There were lots of people selling animals they had caught such as sea snakes for food.

In East Timor, people eat snake.

I had it once, about a year before we left - back when it was alright in East Timor.

It tastes like chicken.


THE CHOICE

It was time for us to make a choice.

Mum and Dad didn’t tell me but I knew.

We had to vote.

We could go back to East Timor or go to Portugal.

Mum and Dad chose Portugal.

After that we went to Portugal and lived in Portugal for one year.

I think it was January when we went there. Back then I didn’t know how to tell the time or the date.

I liked it in Portugal.

East Timor was a flat country but in Portugal the roads went up and down, up and down.

But we had no relatives there because they chose East Timor.

I went to school in Portugal, but I didn’t really do Grade Two at all.

But in East Timor I went to kinder, Prep and Grade One before the war started.

There I learnt in Indonesian and in “Hakka” – olden day Chinese spoken in East Timor.

I still have some of the books over here.

But Portuguese was hard to learn.

I don’t member any Portuguese at all but I do know some Italian.

Si means ‘yes’.


DARWIN

We got visas to travel to Australia.

From East Timor to Australia we went a long way around because we went to Bali, Macau and Portugal first.

It took nearly two days on a big plane to get to Australia.

Because I had been on a plane before the trip was boring.

When we arrived in Darwin my unclue came and took us to my great-grandmas house.

It was boiling hot in Darwin and it was only after we left we found out there was a swimming pool.

Then we went to Melbourne.


MELBOURNE

When we first came to Melbourne we stayed with my uncle in Deer Park, but not for long.

Then we came to the Richmond flats to live with my mum’s family.

For two-and-a-half years ten of us lived in the one flat.

Sometimes my cousins stayed and that made 12 in all.

Then we went to Brisbane to visit relatives for two weeks.

Afterwards, we went to Sydney for two weeks to visit our relatives there also.

Then we went back to Melbourne.

We have now celebrated Christmas in Australia three times – once in Sydney and twice in Melbourne.


MAY 2004

Now I am in Grade Five at St John’s Catholic Primary School in East Melbourne.

But for two-and-a-half years I went to Richmond West Primary school.

I like St John’s - when I went there I improved a lot.

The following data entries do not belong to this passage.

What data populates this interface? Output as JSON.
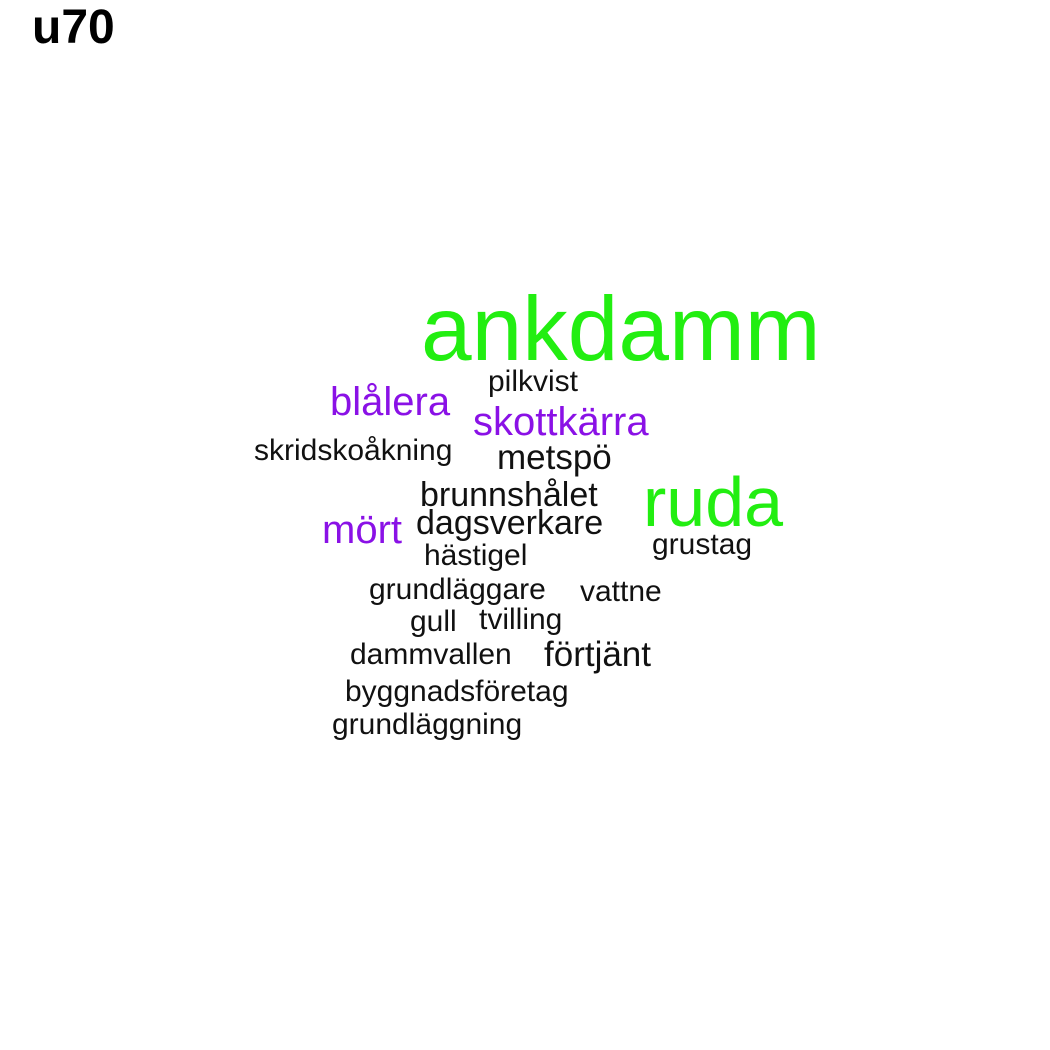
{
  "title": "u70",
  "colors": {
    "green": "#22ee11",
    "purple": "#8a11e6",
    "black": "#111111"
  },
  "words": [
    {
      "text": "ankdamm",
      "color": "green"
    },
    {
      "text": "ruda",
      "color": "green"
    },
    {
      "text": "pilkvist",
      "color": "black"
    },
    {
      "text": "blålera",
      "color": "purple"
    },
    {
      "text": "skottkärra",
      "color": "purple"
    },
    {
      "text": "skridskoåkning",
      "color": "black"
    },
    {
      "text": "metspö",
      "color": "black"
    },
    {
      "text": "brunnshålet",
      "color": "black"
    },
    {
      "text": "mört",
      "color": "purple"
    },
    {
      "text": "dagsverkare",
      "color": "black"
    },
    {
      "text": "grustag",
      "color": "black"
    },
    {
      "text": "hästigel",
      "color": "black"
    },
    {
      "text": "grundläggare",
      "color": "black"
    },
    {
      "text": "vattne",
      "color": "black"
    },
    {
      "text": "gull",
      "color": "black"
    },
    {
      "text": "tvilling",
      "color": "black"
    },
    {
      "text": "dammvallen",
      "color": "black"
    },
    {
      "text": "förtjänt",
      "color": "black"
    },
    {
      "text": "byggnadsföretag",
      "color": "black"
    },
    {
      "text": "grundläggning",
      "color": "black"
    }
  ]
}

At Richmond West we started work but never finished it. At St John’s we have to finish our work before we go out and play.


TODAY

I like living in Australia.

Sometimes my dad goes fishing at the big bridge behind the city.

When he catches fish, he brings them home straight away and my mum cooks them.

They are fresh and tasty.

Last year, I caught a pink fish. It was flipping and going everywhere.

Mum took out all the guts and cooked it.

It was yummy.

I am still East Timorese, but once I have been in Australia for a while I will call myself Australian.